Posts Tagged: 1951

Rebuilding strv m/41 into a TD

This document (dated 1951-01-20) discusses different possible way of rebuilding obsolete strv m/41 (license-built Czech TNH) into a tank destroyer armed with a modified 7,5 cm lvkan m/37 AA gun, which has very similar ballistics to the regular 7,5 cm pvkan m/43. Both turreted and fixed gun installations are discussed.

Archive reference: SE/KrA/0062/D/01/016:H/F I/24

The beginnings of project EMIL

I’ve previously posted about project EMIL here; more specifically, a complete project summary with contents from various times during the project’s life. These 1951 documents however mark the very start of the project, suggesting that KAFT put six people to work for about a year in order to develop the project a loose idea to reasonably complete plans for a tank. There’s nothing new specs-wise here, just some project history.

Archive reference: SE/KrA/0062/D/01/016:H/F I/24

Minutes of meeting at Bofors 1951-05-30

Minutes of a meeting held at Bofors on May 30th and 31st 1951, regarding current projects. Most interestingly, a “new tank gun” is discussed, with some different alternatives presented.

Archive reference: SE/KrA/0062/D/01/016:H/F I/24

Report on current anti-tank weapons and development trends (1951)

This FOA report (dated 1951-01-23) summarizes the current state of anti-tank weaponry in the world, as well as current development trends. It contains some discussion on whether future anti-tank weapons should be based on kinetic projectiles or HEAT, and finds that in either case, the current Swedish anti-tank weapons are completely insufficient to fight current Russian tanks.

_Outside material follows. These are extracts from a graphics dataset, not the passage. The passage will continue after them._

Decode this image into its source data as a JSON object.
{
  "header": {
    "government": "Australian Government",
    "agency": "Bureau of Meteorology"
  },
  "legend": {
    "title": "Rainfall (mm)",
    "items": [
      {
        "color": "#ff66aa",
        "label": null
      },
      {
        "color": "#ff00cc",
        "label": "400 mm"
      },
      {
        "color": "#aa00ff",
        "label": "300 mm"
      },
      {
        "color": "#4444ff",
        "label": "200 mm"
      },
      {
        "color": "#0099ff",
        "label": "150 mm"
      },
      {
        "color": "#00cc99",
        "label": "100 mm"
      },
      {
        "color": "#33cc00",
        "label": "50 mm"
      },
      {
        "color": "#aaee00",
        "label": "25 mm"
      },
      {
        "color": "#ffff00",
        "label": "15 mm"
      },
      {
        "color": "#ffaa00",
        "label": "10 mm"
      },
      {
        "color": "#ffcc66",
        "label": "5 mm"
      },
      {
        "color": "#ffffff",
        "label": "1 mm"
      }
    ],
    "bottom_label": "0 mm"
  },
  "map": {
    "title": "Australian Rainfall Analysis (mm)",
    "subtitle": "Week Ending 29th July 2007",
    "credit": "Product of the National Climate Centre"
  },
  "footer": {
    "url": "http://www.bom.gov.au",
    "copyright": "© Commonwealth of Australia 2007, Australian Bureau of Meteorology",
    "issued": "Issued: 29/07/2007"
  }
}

Contains penetration data for number of Swedish weapons (such as 37 mm pvkan m/37, 57 mm pvkan m/43, 7,5 cm strvkan m/41 and 7,5 cm pvkan m/43).

Archive reference: SE/KrA/0062/D/01/016:H/F I/24

Aberdeen Proving Grounds test report for an AMX-13 prototype

A report in English from the Aberdeen Proving Grounds, covering their initial evaluation of what seems to be an AMX-13 prototype (the report just calls it “French light tank”). Original project number is TT 2-674.

The report seems to have wandered a long and winding road to end up in the archive where I found it. It’s originally dated 1951-02-17, and mentions that the testing was done in October to December of 1950. Somehow, it then ends up in the Top Secret (“kvalificerat hemligt”, of particular importance to the safety of the realm, cannot be shown to anyone without the approval of the head of the Department of Defense) archive of the Swedish Royal Army Ordnance Administration, the Vehicle Bureau, in late November of 1951. It sits there for a few years until it’s eventually downgraded to “regular” secret and discussed at the Vehicle Bureau in October of 1958, and that’s where I found it.

The photo appendices are sadly of a very bad quality; they seem to have copied them using some arcane machine that gave terrible quality. Appendices D, E and G are missing, either because they were illegible because of said copying machine, or because they weren’t included in the archive.